After warming up at the Meat Wall, Nellie and I moved to more difficult climbs down the canyon, and, as is the tradition in Rifle, we both got our asses kicked whipping off of our projects. That evening we slept comfortably in Big Blue, climbed the next day, and then headed back to Boulder so that Nellie could get back to work. We ripped along the highway at 15 over the speed limit the whole way home, passing an endless parade of converted utility “climber vans.” 

As we pulled into the Boulder city limit, the three-hour drive almost behind us, I saw the mother of all four-wheel-drive Sprinters, decked out with all kinds of after-market racks and add-ons that made the vehicle look like, well, one of the most badass vans I’ve ever seen. If wings had popped out the sides and it had gone airborne I wouldn’t have been surprised.  

We pulled up closer and I looked at the license plate: it read Camp4. I couldn’t believe the irony. Camp 4, a walk-in campground in Yosemite, the very emblem of dirtbag culture, plastered onto the license plate of an extremely expensive, borderline-ostentatious camper van almost certainly owned by someone that was as much a dirtbag as Warren Buffet. “Arrrggh!” I screamed, waking Nellie up from her slumber. “Give your Sprinter to a real dirtbag!”

“Honey, Relax,” Nellie told me. “It’s not that big a deal.”    

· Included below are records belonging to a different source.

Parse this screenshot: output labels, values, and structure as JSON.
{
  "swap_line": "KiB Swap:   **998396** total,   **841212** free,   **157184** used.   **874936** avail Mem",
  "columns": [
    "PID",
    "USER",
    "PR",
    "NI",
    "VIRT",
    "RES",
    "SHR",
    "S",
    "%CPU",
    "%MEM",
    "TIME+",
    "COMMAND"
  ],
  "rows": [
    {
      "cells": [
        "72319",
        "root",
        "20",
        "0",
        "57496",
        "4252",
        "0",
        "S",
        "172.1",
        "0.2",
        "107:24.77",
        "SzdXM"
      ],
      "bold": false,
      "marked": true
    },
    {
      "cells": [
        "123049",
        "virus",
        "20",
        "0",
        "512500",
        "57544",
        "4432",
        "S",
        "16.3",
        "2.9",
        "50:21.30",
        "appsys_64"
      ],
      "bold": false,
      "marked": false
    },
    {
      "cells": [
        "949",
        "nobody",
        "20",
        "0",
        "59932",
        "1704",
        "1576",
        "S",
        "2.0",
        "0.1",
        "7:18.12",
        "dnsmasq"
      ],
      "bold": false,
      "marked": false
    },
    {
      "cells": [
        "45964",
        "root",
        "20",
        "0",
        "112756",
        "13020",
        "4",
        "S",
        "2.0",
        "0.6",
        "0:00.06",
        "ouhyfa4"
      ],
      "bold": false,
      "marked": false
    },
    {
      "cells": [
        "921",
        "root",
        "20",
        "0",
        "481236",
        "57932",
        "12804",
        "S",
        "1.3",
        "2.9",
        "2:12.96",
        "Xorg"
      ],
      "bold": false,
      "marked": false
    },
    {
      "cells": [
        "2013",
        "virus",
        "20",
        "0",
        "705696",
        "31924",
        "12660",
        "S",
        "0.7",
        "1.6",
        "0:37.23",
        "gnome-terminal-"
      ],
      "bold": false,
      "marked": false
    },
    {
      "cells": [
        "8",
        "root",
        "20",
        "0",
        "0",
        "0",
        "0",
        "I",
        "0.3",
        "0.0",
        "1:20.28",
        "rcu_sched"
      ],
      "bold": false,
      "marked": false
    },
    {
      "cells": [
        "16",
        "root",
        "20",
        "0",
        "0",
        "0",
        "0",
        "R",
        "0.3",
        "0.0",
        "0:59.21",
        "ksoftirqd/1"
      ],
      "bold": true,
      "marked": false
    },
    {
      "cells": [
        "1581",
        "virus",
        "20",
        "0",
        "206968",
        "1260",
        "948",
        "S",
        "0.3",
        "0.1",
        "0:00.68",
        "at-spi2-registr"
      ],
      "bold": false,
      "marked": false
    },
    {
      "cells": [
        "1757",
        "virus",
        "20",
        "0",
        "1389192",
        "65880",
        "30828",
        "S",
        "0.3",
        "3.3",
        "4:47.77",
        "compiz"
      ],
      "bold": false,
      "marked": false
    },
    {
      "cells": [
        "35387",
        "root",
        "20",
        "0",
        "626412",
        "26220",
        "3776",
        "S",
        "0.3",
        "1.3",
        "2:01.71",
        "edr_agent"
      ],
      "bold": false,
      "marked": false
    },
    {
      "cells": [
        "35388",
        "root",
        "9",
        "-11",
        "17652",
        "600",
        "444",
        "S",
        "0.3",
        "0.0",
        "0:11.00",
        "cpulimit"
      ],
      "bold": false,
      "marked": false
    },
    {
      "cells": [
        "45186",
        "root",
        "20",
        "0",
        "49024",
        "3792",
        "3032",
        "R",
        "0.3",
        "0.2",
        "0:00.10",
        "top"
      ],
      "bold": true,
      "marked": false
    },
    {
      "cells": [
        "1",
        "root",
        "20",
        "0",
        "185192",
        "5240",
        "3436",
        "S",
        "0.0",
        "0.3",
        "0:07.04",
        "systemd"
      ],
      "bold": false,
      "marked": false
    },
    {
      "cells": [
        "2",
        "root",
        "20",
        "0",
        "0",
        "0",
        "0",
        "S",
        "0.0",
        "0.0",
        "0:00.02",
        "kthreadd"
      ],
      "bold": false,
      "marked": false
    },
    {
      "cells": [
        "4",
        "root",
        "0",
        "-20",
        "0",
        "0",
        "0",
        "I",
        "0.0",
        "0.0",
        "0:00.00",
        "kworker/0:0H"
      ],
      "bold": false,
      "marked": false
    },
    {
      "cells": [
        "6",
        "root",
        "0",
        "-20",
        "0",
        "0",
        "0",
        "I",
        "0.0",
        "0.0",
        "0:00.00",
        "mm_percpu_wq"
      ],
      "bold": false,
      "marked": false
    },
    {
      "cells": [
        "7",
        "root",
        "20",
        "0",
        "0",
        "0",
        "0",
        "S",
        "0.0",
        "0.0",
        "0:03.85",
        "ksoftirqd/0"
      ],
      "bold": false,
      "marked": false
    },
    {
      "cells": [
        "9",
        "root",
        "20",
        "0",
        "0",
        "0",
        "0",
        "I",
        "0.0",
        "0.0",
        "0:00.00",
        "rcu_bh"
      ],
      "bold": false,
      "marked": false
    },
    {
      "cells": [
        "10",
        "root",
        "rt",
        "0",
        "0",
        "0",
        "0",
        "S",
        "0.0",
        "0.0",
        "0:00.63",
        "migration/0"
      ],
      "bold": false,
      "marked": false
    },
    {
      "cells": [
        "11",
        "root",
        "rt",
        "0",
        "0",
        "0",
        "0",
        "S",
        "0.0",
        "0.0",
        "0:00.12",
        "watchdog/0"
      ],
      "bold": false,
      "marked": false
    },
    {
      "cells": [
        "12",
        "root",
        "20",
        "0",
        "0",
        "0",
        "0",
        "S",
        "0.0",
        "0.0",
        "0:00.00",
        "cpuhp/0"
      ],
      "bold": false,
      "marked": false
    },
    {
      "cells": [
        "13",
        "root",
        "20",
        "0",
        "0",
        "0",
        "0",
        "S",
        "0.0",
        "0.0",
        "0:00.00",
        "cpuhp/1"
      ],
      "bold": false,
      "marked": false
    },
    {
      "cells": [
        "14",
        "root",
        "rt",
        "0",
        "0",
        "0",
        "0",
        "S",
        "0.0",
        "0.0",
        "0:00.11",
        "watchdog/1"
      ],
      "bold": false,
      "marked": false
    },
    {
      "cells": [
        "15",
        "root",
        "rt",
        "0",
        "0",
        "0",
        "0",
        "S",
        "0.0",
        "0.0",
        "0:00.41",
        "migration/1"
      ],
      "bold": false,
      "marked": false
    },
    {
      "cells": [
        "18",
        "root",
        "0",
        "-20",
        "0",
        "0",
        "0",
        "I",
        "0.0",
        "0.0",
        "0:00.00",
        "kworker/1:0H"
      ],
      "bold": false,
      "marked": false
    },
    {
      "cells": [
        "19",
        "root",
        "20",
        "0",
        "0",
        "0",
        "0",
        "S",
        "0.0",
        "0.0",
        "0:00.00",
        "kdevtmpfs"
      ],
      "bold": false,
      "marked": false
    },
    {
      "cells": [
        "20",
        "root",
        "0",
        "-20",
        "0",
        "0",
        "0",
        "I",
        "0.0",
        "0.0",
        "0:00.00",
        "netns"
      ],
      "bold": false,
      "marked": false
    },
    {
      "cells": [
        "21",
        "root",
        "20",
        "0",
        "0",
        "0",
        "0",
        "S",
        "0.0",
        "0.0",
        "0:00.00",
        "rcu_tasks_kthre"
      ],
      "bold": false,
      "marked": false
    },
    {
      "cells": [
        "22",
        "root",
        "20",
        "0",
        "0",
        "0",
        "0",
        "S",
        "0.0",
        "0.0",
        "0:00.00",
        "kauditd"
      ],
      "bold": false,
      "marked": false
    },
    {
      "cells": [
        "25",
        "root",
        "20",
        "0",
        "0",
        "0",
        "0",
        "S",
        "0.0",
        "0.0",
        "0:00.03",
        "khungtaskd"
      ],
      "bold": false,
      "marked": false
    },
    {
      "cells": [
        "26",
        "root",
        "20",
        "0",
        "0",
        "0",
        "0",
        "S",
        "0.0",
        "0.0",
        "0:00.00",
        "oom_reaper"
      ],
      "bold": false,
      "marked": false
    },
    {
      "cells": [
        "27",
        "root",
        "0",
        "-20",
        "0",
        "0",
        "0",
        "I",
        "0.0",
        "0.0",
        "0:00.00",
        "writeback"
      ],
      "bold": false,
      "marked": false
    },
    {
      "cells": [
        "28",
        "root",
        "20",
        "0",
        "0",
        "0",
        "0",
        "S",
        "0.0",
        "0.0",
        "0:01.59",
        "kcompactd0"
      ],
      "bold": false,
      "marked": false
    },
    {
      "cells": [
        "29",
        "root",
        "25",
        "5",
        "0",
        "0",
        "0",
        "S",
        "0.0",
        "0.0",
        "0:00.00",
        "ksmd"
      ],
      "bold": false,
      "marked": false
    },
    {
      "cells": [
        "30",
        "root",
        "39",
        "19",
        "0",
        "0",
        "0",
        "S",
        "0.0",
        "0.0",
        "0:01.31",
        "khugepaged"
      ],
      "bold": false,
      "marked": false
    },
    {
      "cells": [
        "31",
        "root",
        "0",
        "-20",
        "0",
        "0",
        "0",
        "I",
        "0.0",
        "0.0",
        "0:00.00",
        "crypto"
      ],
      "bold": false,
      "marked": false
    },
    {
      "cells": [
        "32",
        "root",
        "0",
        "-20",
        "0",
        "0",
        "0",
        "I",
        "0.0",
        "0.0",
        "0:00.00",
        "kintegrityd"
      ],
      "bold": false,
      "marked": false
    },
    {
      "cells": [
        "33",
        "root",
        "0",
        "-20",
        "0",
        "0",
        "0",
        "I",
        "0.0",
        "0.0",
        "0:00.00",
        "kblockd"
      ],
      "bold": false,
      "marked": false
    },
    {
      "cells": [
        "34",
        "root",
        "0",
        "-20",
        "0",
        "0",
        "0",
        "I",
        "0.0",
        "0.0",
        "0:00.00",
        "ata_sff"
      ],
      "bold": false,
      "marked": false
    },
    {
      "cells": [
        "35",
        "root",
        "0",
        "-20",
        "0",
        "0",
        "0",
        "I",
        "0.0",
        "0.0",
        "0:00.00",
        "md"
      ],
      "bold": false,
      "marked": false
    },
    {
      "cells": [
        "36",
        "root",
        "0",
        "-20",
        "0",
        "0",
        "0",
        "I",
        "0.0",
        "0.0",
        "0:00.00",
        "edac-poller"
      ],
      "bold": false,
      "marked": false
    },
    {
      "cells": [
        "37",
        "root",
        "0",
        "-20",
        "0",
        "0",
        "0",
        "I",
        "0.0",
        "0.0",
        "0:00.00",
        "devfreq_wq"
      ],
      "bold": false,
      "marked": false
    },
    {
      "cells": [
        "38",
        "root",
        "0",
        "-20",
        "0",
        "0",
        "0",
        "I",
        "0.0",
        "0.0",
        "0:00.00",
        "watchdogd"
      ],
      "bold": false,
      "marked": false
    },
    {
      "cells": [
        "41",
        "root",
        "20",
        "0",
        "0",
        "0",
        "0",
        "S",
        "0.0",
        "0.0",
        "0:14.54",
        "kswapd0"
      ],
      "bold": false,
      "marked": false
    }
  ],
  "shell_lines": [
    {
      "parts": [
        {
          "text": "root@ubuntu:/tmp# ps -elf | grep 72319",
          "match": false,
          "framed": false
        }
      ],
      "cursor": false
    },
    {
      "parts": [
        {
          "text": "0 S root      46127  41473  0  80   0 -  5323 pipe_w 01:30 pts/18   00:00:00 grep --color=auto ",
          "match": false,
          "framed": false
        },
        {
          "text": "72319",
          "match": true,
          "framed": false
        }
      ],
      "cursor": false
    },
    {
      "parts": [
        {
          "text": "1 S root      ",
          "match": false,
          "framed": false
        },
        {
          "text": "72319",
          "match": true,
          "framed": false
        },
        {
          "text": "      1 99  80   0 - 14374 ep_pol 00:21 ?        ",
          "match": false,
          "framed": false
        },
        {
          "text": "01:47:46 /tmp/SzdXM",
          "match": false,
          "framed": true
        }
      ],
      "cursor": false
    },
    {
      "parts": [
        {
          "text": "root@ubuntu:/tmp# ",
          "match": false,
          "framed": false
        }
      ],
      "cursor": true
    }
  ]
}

And she was right. It wasn’t a big deal. The poor folks had probably worked really hard for that van, and for all I knew the vehicle was their home. (Though I doubt it.)

As I left the most baller of all baller vans in my rear view, the foam in my mouth receded and my breathing returned to normal, but I had only become more resolute in my anti-Sprinter campaign. I turned to Nellie and started preaching. “When did it become normal for climbers, who have roots in dirtbagging frugality, to drop upwards of $100K on a vehicle?” Nellie smiled at me, realizing, perhaps sadly, that if I could help it, we would never own a Sprinter.

In the last miles home, I started calculating the number of weekends your average climber could spend in a motel right next to the canyon if they didn’t spring for the Promaster, and came up with over 700 weekends. So, to the weekend warriors with full-time jobs who are considering buying a Sprinter or the like, I’d like to dissuade you: think of all the money you could save for that trip to Spain, or that nice rack of cams you have been lusting after! And think of the parking spots you’ll save in Rifle.